Results, proof, and next step¶
The first learning was that evaluation must include routing metadata: if a bad answer comes from the wrong route, scoring only the final text hides the cause. The second was that format quality needed separate scoring, because prompt changes that improve content while damaging formatting are otherwise hard to detect. February did not yet establish statistically reliable production outcome measurement — it created evaluation scaffolding rather than final proof. Next step: run the harness against larger datasets and carry its routing-aware, format-separated scoring into the production-rollout gate.

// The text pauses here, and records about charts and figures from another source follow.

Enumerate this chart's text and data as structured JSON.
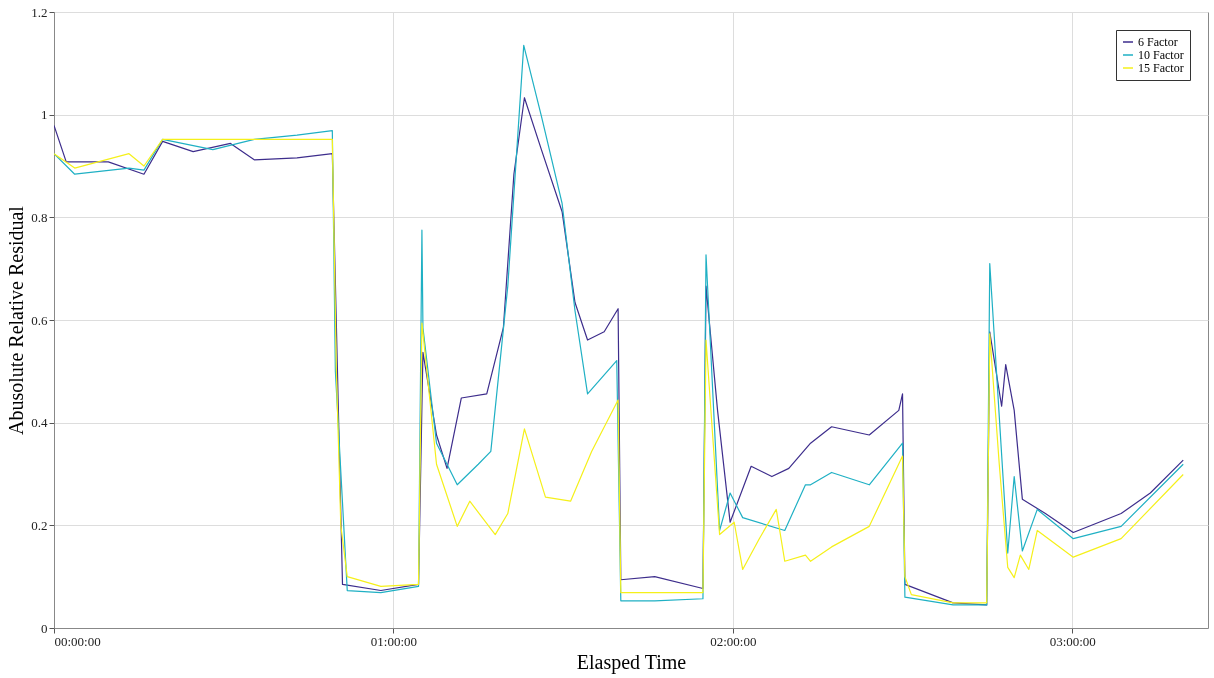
{
  "chart_data": {
    "type": "line",
    "xlabel": "Elasped Time",
    "ylabel": "Abusolute Relative Residual",
    "xlim": [
      0,
      3.4
    ],
    "ylim": [
      0,
      1.2
    ],
    "xticks": [
      {
        "value": 0,
        "label": "00:00:00"
      },
      {
        "value": 1,
        "label": "01:00:00"
      },
      {
        "value": 2,
        "label": "02:00:00"
      },
      {
        "value": 3,
        "label": "03:00:00"
      }
    ],
    "yticks": [
      0,
      0.2,
      0.4,
      0.6,
      0.8,
      1,
      1.2
    ],
    "grid": true,
    "legend": "top right",
    "line_style": "solid",
    "marker": "none",
    "series": [
      {
        "name": "6 Factor",
        "color": "#3d2d8c",
        "x": [
          0,
          0.036,
          0.16,
          0.265,
          0.32,
          0.41,
          0.52,
          0.59,
          0.716,
          0.82,
          0.85,
          0.963,
          1.074,
          1.087,
          1.127,
          1.158,
          1.2,
          1.275,
          1.324,
          1.355,
          1.386,
          1.436,
          1.497,
          1.535,
          1.572,
          1.621,
          1.662,
          1.67,
          1.77,
          1.912,
          1.921,
          1.955,
          1.992,
          2.054,
          2.115,
          2.165,
          2.229,
          2.291,
          2.402,
          2.489,
          2.5,
          2.507,
          2.649,
          2.748,
          2.757,
          2.792,
          2.804,
          2.829,
          2.853,
          2.921,
          3.003,
          3.144,
          3.23,
          3.327
        ],
        "values": [
          0.979,
          0.908,
          0.908,
          0.884,
          0.948,
          0.928,
          0.944,
          0.912,
          0.916,
          0.924,
          0.085,
          0.073,
          0.085,
          0.537,
          0.376,
          0.311,
          0.448,
          0.456,
          0.585,
          0.884,
          1.033,
          0.932,
          0.811,
          0.634,
          0.561,
          0.577,
          0.622,
          0.094,
          0.1,
          0.077,
          0.666,
          0.424,
          0.206,
          0.315,
          0.295,
          0.311,
          0.36,
          0.392,
          0.376,
          0.424,
          0.456,
          0.085,
          0.049,
          0.045,
          0.577,
          0.432,
          0.513,
          0.424,
          0.251,
          0.223,
          0.186,
          0.223,
          0.263,
          0.327
        ]
      },
      {
        "name": "10 Factor",
        "color": "#1fb0c4",
        "x": [
          0,
          0.061,
          0.221,
          0.265,
          0.32,
          0.468,
          0.59,
          0.716,
          0.82,
          0.829,
          0.864,
          0.963,
          1.074,
          1.084,
          1.087,
          1.127,
          1.188,
          1.25,
          1.287,
          1.337,
          1.384,
          1.436,
          1.497,
          1.535,
          1.572,
          1.658,
          1.67,
          1.77,
          1.912,
          1.921,
          1.961,
          1.992,
          2.029,
          2.153,
          2.214,
          2.229,
          2.291,
          2.402,
          2.5,
          2.507,
          2.649,
          2.748,
          2.757,
          2.81,
          2.829,
          2.853,
          2.897,
          3.003,
          3.144,
          3.327
        ],
        "values": [
          0.924,
          0.884,
          0.896,
          0.892,
          0.952,
          0.932,
          0.952,
          0.96,
          0.969,
          0.5,
          0.073,
          0.069,
          0.081,
          0.775,
          0.585,
          0.36,
          0.279,
          0.319,
          0.344,
          0.666,
          1.135,
          0.997,
          0.827,
          0.618,
          0.456,
          0.521,
          0.053,
          0.053,
          0.057,
          0.727,
          0.19,
          0.263,
          0.215,
          0.19,
          0.279,
          0.279,
          0.303,
          0.279,
          0.36,
          0.06,
          0.045,
          0.045,
          0.71,
          0.146,
          0.295,
          0.15,
          0.231,
          0.174,
          0.198,
          0.319
        ]
      },
      {
        "name": "15 Factor",
        "color": "#f5f01a",
        "x": [
          0,
          0.061,
          0.221,
          0.265,
          0.32,
          0.468,
          0.59,
          0.716,
          0.82,
          0.832,
          0.845,
          0.864,
          0.963,
          1.074,
          1.084,
          1.127,
          1.188,
          1.225,
          1.3,
          1.337,
          1.386,
          1.448,
          1.522,
          1.584,
          1.662,
          1.67,
          1.77,
          1.912,
          1.921,
          1.961,
          2.004,
          2.029,
          2.078,
          2.128,
          2.153,
          2.214,
          2.229,
          2.291,
          2.402,
          2.5,
          2.507,
          2.526,
          2.649,
          2.748,
          2.757,
          2.785,
          2.81,
          2.829,
          2.847,
          2.872,
          2.897,
          3.003,
          3.144,
          3.327
        ],
        "values": [
          0.924,
          0.896,
          0.924,
          0.9,
          0.952,
          0.952,
          0.952,
          0.952,
          0.952,
          0.5,
          0.2,
          0.1,
          0.081,
          0.085,
          0.594,
          0.319,
          0.198,
          0.247,
          0.182,
          0.223,
          0.388,
          0.255,
          0.247,
          0.344,
          0.444,
          0.069,
          0.069,
          0.069,
          0.561,
          0.182,
          0.206,
          0.114,
          0.174,
          0.231,
          0.13,
          0.142,
          0.13,
          0.158,
          0.198,
          0.335,
          0.1,
          0.065,
          0.049,
          0.049,
          0.573,
          0.319,
          0.118,
          0.098,
          0.142,
          0.114,
          0.19,
          0.138,
          0.174,
          0.299
        ]
      }
    ]
  }
}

Non-R&D / Productization Context¶
The February customer changelog includes visible improvements such as AI Sections management, form assistant mode, self-service settings, copilot layout, CSP documentation, and widget bug fixes. These are important product outputs but are not automatically R&D. They are retained here only when they support an unresolved technical lock around routing, context propagation, latency, or evaluation.
Not retained as R&D:
- Logo/branding updates.
- Desktop focus, scrollbar, and layout polish.
- Routine dependency bumps and CI/release notification changes.
- Client-specific prompt/skill tuning unless it exposed reusable routing or evaluation learning.
- HubSpot integration skeleton work in February, which was primarily standard integration/product foundation.
Research Outcome¶
February advanced two R&D lines from January: interaction routing under black-box LLM constraints and evaluation scaffolding for agent behavior. The key learning was that Rose needed explicit routing state for interaction source, not just a larger prompt or more UI flags.